You are viewing a plain text version of this content. The canonical link for it is here.
Posted to solr-user@lucene.apache.org by khalid y <ke...@gmail.com> on 2009/12/04 23:14:05 UTC
Re: WELCOME to solr-user@lucene.apache.org
Hi,
I have a problem with solr. I'm indexing some html content and solr crash
because my id field is multivalued.
I found that Tika read the html and extract metadata like <meta name="id"
content="12"> from my htmls but my documents has an already an id setted by
literal.id=10.
I tried to map the id from Tika by fmap.id=ignored_ but it ignore also my
literal.id
I'm using solr 1.4 and tika 0.5
Someone can explain to me how I can ignore this the Tika id metadata ??
Thanks
Re: WELCOME to solr-user@lucene.apache.org
Posted by Chris Hostetter <ho...@fucit.org>.
(FYI: in the future please start a new thread with an approriate subject
line when you ask questions -- you probably would have gotten a lot more
responses fro people interested in Tika and SolrCell if they could tell
that this email was about SolrCell)
: I found that Tika read the html and extract metadata like <meta name="id"

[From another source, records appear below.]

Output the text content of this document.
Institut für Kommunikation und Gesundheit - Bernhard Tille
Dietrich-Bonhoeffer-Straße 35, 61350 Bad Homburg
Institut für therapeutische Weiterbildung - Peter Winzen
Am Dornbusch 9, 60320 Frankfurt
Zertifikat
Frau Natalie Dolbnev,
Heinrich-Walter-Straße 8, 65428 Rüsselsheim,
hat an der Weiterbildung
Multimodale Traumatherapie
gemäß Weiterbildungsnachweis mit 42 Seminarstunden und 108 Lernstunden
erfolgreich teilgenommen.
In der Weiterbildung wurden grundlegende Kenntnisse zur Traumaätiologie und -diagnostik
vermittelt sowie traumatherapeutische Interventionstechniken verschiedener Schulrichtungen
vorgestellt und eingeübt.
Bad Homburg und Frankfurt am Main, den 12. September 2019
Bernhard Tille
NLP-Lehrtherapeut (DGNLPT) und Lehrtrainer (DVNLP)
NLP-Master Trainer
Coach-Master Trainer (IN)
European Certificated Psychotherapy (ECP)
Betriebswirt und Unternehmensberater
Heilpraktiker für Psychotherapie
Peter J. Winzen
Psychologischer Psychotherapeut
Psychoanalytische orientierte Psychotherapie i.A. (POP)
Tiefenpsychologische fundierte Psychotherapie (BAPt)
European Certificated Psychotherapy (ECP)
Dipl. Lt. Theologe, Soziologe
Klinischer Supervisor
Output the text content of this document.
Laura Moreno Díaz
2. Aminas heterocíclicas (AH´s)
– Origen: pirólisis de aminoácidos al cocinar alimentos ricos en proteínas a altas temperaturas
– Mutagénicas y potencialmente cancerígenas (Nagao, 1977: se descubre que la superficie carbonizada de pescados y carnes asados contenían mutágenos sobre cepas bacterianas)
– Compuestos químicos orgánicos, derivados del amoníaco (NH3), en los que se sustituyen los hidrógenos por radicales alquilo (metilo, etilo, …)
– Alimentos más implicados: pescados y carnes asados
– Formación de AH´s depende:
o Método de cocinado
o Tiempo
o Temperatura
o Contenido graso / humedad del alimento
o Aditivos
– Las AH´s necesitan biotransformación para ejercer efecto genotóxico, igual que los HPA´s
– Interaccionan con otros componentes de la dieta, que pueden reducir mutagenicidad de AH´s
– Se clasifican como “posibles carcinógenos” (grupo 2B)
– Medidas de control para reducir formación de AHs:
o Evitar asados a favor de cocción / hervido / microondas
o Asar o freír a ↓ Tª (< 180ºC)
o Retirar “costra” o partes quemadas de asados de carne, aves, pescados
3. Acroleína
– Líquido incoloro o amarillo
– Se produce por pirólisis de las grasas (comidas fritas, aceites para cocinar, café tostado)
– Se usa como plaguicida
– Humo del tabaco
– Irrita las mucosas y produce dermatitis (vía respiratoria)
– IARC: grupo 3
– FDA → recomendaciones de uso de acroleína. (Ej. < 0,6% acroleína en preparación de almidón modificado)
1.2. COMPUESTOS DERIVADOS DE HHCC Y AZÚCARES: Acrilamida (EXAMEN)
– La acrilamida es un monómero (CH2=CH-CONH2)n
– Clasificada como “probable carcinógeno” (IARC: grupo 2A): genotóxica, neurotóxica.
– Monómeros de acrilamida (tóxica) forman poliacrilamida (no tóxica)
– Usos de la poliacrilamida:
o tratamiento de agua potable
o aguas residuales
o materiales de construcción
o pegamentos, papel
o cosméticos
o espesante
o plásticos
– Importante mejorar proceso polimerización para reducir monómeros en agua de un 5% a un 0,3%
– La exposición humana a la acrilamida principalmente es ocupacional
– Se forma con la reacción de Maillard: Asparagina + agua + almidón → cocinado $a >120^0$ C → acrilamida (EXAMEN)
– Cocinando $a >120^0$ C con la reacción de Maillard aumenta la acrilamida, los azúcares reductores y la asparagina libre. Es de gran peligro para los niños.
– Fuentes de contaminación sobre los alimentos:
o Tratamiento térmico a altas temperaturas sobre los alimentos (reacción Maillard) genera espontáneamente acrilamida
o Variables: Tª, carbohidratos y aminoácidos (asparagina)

: content="12"> from my htmls but my documents has an already an id setted by
: literal.id=10.
:
: I tried to map the id from Tika by fmap.id=ignored_ but it ignore also my
: literal.id
Hmmmm, yeah: that seems like an odd order of operations, but it's
documented on the wiki so evidently it's intentional...
http://wiki.apache.org/solr/ExtractingRequestHandler#Order_of_field_operations
my best sugguestions:
* use the capture param to restrict what gets extracted (it's probably
possible to write an XPath query that selects everything *except*
metadata[id])
* change the name of your uniqueKey field to be something other then "id"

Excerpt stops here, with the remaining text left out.